In India, where regional governmental studies show Monsanto’s GM cotton producing seven times less than an indigenous variety of cotton, farmers are drinking the toxic chemicals they formerly used to treat their fields in an effort to escape rising debt and poverty. This so-called “suicide by pesticide” is the final solution for farmers locked into Monsanto contracts that benefit no one but Monsanto.
In Columbia, where Monsanto’s RoundUp Ultra has been deployed in the war against drugs (under the name Plan Columbia), local communities and human right’s organizations are charging that Ultra is destroying indigenous food crops, water sources and indeed entire protected ecologies in the Andes. Ironically, cocaine production has jumped almost 10 percent since the plan's inception, moving higher into the mountains and decimating even more remote ecologies.
Monsanto’s share of this American taxpayer-funded drug eradication enterprise ($1.3 billion) is more than $25 million. Ultra, a concentrated version of Roundup with added surfactants to increase its toxicity, has been implicated in the deaths of a number of children. DynCorp International (NYSE.DCP - $10.83), the company doing the spraying, is under contract to the U.S. government.
Order 81, by first forcing Iraq’s farmers to use GM seeds, and then by declaring natural seeds an infringement on Monsanto technology, will result in the sorts of tragedies seen elsewhere in the developing world, reducing Iraq’s farmers to drinking field-grade herbicides to escape financial catastrophe.

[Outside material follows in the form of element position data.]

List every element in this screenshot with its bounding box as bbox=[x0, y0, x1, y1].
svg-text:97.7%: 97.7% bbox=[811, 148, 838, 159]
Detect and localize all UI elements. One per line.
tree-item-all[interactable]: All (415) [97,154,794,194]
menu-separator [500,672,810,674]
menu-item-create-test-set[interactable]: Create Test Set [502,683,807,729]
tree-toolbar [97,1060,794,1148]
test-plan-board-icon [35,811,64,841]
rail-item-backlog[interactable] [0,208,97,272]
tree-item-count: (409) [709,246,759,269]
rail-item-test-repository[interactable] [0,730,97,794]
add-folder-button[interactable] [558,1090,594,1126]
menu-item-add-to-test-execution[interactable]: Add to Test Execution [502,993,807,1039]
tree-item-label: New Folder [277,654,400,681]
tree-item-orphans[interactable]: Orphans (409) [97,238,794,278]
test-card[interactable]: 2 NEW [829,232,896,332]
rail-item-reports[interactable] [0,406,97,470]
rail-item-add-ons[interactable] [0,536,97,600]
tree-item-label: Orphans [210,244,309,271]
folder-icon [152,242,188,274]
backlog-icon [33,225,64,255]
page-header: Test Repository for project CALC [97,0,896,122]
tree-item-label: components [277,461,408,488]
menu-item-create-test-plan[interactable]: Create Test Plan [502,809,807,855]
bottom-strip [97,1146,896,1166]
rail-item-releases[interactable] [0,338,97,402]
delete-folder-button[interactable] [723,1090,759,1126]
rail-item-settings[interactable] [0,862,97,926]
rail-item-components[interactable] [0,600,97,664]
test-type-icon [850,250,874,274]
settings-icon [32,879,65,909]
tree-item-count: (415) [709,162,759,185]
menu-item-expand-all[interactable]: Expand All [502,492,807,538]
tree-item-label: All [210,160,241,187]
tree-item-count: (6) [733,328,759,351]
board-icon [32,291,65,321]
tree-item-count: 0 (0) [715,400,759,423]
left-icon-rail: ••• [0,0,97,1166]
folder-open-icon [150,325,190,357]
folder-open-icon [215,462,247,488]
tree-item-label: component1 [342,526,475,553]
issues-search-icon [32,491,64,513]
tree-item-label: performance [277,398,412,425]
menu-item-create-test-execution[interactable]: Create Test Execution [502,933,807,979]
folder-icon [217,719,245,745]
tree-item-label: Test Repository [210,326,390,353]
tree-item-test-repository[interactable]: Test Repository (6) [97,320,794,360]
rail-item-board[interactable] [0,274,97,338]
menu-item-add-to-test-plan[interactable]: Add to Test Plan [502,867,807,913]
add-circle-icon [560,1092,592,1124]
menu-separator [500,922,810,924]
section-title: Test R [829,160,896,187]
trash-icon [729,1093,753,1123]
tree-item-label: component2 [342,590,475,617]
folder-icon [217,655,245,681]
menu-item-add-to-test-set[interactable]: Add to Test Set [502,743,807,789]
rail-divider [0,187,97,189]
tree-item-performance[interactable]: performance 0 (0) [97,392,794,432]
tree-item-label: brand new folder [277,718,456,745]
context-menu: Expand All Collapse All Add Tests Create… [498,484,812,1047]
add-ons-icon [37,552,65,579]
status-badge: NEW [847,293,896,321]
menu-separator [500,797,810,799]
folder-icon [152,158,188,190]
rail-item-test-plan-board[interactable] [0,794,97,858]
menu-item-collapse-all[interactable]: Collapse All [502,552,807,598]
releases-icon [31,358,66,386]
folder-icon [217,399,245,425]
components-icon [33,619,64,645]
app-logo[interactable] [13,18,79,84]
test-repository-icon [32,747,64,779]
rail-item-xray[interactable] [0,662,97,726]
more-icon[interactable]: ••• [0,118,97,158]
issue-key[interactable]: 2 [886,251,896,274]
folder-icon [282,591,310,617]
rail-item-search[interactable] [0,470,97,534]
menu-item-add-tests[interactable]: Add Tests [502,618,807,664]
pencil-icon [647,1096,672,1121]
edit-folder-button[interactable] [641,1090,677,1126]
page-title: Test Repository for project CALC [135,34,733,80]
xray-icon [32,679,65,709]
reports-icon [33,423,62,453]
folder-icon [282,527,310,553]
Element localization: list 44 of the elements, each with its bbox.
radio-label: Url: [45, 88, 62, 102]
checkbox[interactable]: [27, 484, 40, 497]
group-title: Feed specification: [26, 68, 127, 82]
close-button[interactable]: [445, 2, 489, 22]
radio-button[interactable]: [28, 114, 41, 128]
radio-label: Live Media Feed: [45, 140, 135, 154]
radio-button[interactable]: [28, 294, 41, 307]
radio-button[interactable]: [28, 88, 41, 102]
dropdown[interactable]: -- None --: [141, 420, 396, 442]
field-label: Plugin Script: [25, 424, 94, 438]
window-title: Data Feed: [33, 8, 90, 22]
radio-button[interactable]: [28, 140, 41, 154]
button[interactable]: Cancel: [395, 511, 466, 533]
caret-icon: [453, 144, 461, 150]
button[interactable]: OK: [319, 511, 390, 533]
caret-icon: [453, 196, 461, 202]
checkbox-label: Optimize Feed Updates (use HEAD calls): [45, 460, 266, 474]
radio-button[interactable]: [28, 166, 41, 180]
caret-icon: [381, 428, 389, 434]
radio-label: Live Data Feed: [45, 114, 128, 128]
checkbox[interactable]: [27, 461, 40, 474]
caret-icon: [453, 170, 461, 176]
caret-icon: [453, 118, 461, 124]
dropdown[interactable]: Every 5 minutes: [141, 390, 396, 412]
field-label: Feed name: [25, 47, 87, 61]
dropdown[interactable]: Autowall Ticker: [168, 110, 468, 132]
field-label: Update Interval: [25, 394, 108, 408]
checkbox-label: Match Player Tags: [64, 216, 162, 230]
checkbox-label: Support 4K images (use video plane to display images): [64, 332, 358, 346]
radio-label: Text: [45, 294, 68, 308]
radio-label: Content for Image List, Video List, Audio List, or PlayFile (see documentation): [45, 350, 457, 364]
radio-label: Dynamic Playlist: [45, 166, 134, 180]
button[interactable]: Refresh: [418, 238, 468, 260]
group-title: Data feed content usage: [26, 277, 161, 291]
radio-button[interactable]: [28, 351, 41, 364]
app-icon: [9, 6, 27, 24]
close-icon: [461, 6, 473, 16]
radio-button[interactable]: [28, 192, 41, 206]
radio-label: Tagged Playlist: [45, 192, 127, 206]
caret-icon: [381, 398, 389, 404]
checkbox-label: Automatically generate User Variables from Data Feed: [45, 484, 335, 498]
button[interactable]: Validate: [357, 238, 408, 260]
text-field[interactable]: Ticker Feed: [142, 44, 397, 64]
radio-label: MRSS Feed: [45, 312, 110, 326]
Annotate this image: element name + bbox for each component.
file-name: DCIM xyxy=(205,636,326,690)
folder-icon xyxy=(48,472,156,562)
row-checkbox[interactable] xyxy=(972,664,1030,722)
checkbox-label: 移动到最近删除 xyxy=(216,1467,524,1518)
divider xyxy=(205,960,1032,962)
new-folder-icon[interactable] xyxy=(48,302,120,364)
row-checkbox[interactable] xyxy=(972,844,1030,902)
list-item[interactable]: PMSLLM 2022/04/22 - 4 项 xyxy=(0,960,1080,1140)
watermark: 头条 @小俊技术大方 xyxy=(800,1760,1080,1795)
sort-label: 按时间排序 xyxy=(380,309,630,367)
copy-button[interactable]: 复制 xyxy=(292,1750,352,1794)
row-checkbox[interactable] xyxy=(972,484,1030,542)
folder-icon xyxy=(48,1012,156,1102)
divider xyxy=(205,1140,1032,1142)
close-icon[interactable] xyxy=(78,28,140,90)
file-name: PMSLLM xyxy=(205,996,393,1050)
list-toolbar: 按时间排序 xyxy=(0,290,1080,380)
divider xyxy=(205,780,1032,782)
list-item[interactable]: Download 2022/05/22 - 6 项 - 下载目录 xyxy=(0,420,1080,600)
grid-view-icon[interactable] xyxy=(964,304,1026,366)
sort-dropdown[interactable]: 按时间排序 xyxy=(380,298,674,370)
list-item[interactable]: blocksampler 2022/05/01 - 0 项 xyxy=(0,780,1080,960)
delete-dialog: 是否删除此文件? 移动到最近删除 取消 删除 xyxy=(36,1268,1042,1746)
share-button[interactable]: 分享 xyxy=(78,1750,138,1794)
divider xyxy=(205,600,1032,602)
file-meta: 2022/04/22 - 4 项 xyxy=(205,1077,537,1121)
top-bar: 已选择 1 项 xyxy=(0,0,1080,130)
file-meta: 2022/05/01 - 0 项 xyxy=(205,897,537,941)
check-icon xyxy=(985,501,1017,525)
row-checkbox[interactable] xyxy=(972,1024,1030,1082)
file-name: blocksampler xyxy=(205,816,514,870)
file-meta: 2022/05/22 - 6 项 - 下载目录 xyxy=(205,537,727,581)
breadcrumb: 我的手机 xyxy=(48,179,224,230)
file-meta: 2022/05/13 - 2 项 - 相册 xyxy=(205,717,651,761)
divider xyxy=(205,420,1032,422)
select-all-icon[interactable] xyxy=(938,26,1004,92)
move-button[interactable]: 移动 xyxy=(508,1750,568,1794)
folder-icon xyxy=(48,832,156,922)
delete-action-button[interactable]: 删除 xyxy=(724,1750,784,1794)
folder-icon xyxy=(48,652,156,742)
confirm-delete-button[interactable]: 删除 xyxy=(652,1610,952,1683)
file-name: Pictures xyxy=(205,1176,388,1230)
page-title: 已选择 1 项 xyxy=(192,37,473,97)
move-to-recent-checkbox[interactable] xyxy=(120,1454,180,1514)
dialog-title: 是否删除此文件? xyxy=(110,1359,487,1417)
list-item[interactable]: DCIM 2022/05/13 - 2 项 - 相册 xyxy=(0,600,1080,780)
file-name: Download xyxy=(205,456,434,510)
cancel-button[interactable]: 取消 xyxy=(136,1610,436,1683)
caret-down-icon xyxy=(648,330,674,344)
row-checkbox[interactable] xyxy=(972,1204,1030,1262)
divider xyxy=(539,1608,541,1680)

Nor will the Iraqi people benefit in terms of more food. Order 81, mandated under the dystopian title "Plant Variety Protection,” turns the agricultural world on its head by defining indigenous crops as invasive and GM crops as uniform and stable. Moreover, the six varieties of wheat developed for Iraq are primarily used in pasta. Since the Iraqis don’t eat pasta, one can only assume these food crops are destined for Western nations, leaving the average Iraqi that much closer to starvation.
Order 81, carefully crafted to look like humanitarian legislation aimed at rescuing a country decimated by half a decade of war, is in fact a Monsanto power play under U.S. government sponsorship. Farmers who do not comply will have seeds, farm implements and even land seized.
The infamous 100 Orders, of which 81 is only an instance, are clearly a ploy to allow multinationals like Monsanto to take over an entire nation. As Iraqi resentment over this privatization grows, expect continued resistance, more deaths, and ultimately a failure of democracy.
And that is perhaps the greatest tragedy of all.